Dataset Encoder Baseline +Event +ASR+Event
MultiVENT MultiCLIP 75.34 80.04 83.24
MultiVENT InternVideo2-1B 50.43 69.15 76.10
MSR-VTT-1kA MultiCLIP 59.72 61.51 63.59
MSR-VTT-1kA InternVideo2-1B 66.07 67.16 69.53
MSVD MultiCLIP 71.69 74.10 -
MSVD InternVideo2-1B 77.51 77.84 -

Ablation Study

Fusion Method NDCG↑
Neg. Exp. Entropy 73.20
RRF 76.29
Max 80.04
Mean 82.44
Inv.

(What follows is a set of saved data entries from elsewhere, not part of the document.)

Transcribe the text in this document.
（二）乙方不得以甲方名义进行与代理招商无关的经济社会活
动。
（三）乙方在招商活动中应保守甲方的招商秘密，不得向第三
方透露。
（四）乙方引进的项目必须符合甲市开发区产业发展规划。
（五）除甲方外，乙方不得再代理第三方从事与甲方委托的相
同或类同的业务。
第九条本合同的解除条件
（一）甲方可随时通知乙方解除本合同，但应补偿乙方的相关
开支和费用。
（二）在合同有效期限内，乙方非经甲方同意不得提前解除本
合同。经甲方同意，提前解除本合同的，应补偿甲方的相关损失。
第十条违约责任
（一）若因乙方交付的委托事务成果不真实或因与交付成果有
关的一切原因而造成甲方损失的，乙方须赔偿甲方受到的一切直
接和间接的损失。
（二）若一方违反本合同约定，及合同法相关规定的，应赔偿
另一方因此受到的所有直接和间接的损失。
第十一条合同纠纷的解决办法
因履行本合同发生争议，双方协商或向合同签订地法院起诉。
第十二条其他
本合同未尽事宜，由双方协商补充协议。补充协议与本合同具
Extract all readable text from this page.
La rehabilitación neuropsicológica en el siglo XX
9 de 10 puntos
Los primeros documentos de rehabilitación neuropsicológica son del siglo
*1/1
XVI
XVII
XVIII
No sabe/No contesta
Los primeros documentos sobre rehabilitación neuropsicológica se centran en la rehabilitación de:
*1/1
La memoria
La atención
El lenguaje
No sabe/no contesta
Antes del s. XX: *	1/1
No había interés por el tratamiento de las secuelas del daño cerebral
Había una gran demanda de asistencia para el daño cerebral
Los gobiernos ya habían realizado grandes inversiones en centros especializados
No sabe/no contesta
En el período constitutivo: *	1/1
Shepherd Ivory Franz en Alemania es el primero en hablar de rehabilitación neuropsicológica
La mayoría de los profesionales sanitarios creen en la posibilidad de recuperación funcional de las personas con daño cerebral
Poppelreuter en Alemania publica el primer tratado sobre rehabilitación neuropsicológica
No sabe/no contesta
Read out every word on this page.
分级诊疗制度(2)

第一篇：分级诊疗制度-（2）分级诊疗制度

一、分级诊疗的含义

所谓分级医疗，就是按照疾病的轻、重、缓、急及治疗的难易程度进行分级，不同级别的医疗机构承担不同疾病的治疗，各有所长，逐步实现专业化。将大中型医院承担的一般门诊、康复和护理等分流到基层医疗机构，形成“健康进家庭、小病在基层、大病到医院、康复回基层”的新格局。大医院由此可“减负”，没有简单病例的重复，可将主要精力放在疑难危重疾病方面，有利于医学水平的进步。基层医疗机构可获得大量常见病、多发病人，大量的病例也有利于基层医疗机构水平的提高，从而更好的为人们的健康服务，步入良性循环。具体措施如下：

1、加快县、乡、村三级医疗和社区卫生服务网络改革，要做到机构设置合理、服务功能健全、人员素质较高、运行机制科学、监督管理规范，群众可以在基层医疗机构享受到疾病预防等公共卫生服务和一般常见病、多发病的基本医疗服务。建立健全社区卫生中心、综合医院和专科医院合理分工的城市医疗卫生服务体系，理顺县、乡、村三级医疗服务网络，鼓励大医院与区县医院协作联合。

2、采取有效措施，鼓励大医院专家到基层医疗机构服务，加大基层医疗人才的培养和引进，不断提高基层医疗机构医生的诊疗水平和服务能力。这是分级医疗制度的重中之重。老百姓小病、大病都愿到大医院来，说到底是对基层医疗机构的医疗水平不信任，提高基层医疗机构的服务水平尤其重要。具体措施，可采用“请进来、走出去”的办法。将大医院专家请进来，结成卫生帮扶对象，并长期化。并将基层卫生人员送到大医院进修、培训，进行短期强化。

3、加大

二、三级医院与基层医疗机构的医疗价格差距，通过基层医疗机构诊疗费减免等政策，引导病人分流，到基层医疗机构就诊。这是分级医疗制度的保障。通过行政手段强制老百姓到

Entropy (Q2E) 83.24
LLM Size NDCG↑
Baseline (w/o decomposition) 75.34
1B 82.50
3B 83.03
8B 82.91
70B 83.24

Key Findings

  1. Event decomposition is effective: Adding only event decomposition (without ASR) improves MultiVENT NDCG by 5-19 points; incorporating ASR yields an additional 3-7 point improvement, reaching a total gain of 8-26 points.
  2. Consistent multilingual improvements: Low-resource languages like Arabic, Chinese, and Korean experience larger improvements (+6, +9, and +10 NDCG, respectively).
  3. Smaller models are also effective: Even a 1B parameter LLM can improve the baseline by at least 8 NDCG points.
  4. Inverse entropy fusion is optimal: It outperforms other methods like Mean, Max, and RRF.
  5. Complementary components: Removing the video score has the most severe impact (-9.28 NDCG), followed by events (-1.49) and queries (-1.70).

Highlights & Insights

  • Causal Event Knowledge Transfer: Creatively leverages the world knowledge of LLMs to expand simple queries into prequel/current/sequel event structures, representing a novel query augmentation paradigm.
  • Multi-layer ASR Pipeline: Three-layer processing (ASR + Translation + Refinement) effectively resolves speech quality issues in multilingual videos.
  • Zero-shot Plug-and-Play: Requires no fine-tune operations and can directly replace underlying encoders (such as MultiCLIP/InternVideo2), showing high practical utility.
  • Global Maximum Strategy: Employs global maximum instead of mean calculation for event-to-description matching, effectively mitigating the negative impacts of LLM hallucination.

Limitations & Future Work

  • High Computational Overhead: Requires running multiple large-scale models (LLM, VLM, ASR, Translator), leading to high inference time and cost.
  • Risk of LLM Hallucinated Information: Fictional information may be generated during event decomposition and caption refinement.
  • Bias Propagation: Relies on parameterized model knowledge, potentially propagating the models' inherent biases.
  • Focus Only on Text-to-Video: Video-to-text retrieval has not been explored.
  • Future research can explore leveraging factual and counterfactual information for positive/negative alignment.
  • Continues the application of causal event reasoning in NLP, introducing temporal causal reasoning (prequel/sequel) to the video retrieval field for the first time.
  • Inspired by Yin & Jiang (2024) to use inverse entropy fusion.
  • Insights for RAG systems: The paradigm of query decomposition + multi-source information fusion can be transferred to other retrieval scenarios.
  • The multi-layer translation pipeline concept can be applied to other multilingual and multimodal tasks.

Rating

  • Novelty: ⭐⭐⭐⭐ Event decomposition + inverse entropy fusion is a novel combination, creatively transferring LLM world knowledge into video retrieval.
  • Experimental Thoroughness: ⭐⭐⭐⭐⭐ Highly comprehensive, covering 3 datasets, 2 encoders, 5 languages, and multiple ablation studies.
  • Writing Quality: ⭐⭐⭐⭐ Clear construction and intuitive illustrations, though some mathematical layouts feel slightly crowded.
  • Value: ⭐⭐⭐⭐ High practical value, with the zero-shot method achieving significant improvements in event-dense video retrieval.